The subtitle indicates three major problems confronting the world economy that I address in this chapter. The first is global imbalances, the persistent and large US budget and trade deficits (more precisely, current account deficits) and the equally persistent German and Japanese trade surpluses.
The chapter begins by placing current anxieties against the postwar record. Haberler does not deny recession risks, inflation danger, or economists’ disagreements, but he resists declinist interpretations. His historical move is to contrast the volatility of the 1970s and 1980s with the broader achievement of postwar liberalization.
It is no exaggeration to say that it has been nearly half a century of unprecedented growth and prosperity for the whole western world, developed and less developed countries alike.
From there he turns to the US budget and trade deficits. He rejects the “Ricardian equivalence” claim that deficits are harmless because rational savers fully anticipate future taxes. Expectations matter, but Haberler’s point is behavioral and institutional: public debt does not become neutral merely because theory imagines perfectly forward-looking households.
People just don’t think that way. Nobody knows what his future tax liabilities will be, let alone those of his children and grandchildren.
His policy recommendation is fiscal consolidation over several years, preferably through a gasoline tax that would also reduce pollution and traffic congestion.

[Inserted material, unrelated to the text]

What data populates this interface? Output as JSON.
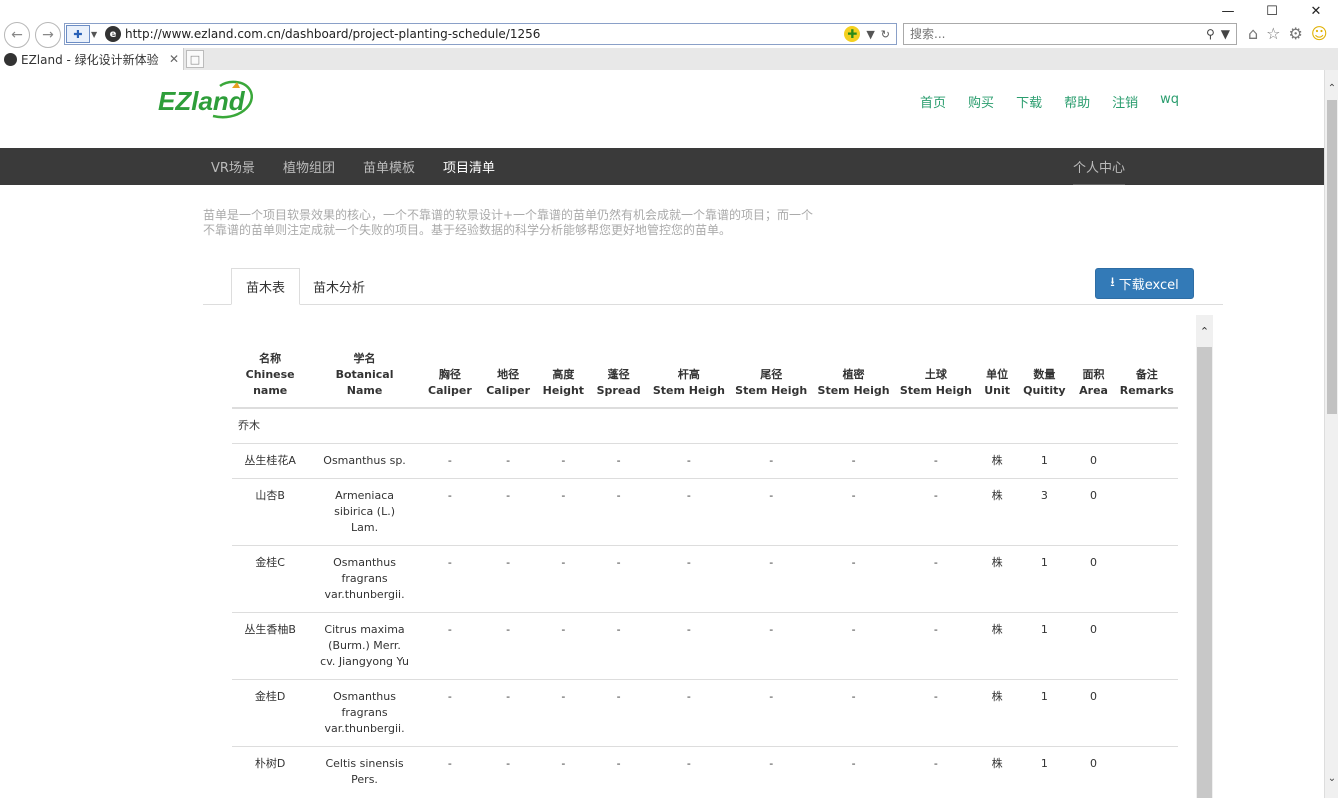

He distinguishes cyclical deficits from structural deficits and argues that the early-1980s deficits had short-run benefits—helping recovery, attracting capital, strengthening the dollar, and restraining prices—but became dangerous once they transformed the United States from creditor into debtor.
The exchange-rate sections form the chapter’s conceptual core. Haberler defends floating rates against nostalgia for Bretton Woods, arguing that fixed-but-adjustable regimes invite one-way speculation against central banks. Yet he does not romanticize floating as ideal: it is a second-best arrangement made necessary by divergent national policies. His main target is “managed” floating, where governments pretend to know equilibrium rates and unsettle markets with interventions, leaks, and communiqués.
The right policy for the four countries is to concentrate their efforts on the basic domestic objective – that is steady, non-inflationary growth – and leave exchange rates to be determined in free, competitive markets.
This does not mean that markets are infallible; rather, Haberler judges them more self-correcting than governments. Officials are slow to admit errors, while market participants who see overshooting can reverse positions. His appendix on the 1989 dollar surge reinforces the point: sterilized intervention changes central-bank portfolios but not money supplies, so it cannot reliably move exchange rates without risking inflation.
The debt-crisis discussion applies the same framework to Latin America and other debtor economies. Haberler treats the crisis less as a liquidity shortage than as a result of inflation, controls, inefficient state enterprises, and political mismanagement. Argentina exemplifies squandered potential; Chile, for him, shows the effects of liberalization, privatization, lower tariffs, and monetary restraint.
What is needed can best be described as a general liberalization of the economy, including the elimination of exchange controls and excessive import restrictions and the privatization of many public enterprises, which are now often grossly inefficient and over-staffed.
The work’s relevance lies in its disciplined liberal internationalism: external balance is not to be engineered mainly by exchange-rate bargains or debt rollovers, but by domestic fiscal credibility, monetary stability, open markets, and institutional reform. Haberler’s final synthesis is that global adjustment should begin with national policy coherence, not international fine-tuning.
My conclusion is again that the best method of dealing with global imbalances would be for the United States, Japan, Germany, and possibly other large industrial countries to conduct their monetary and fiscal policies so as to achieve basic domestic policy objectives – steady non-inflationary growth and high employment.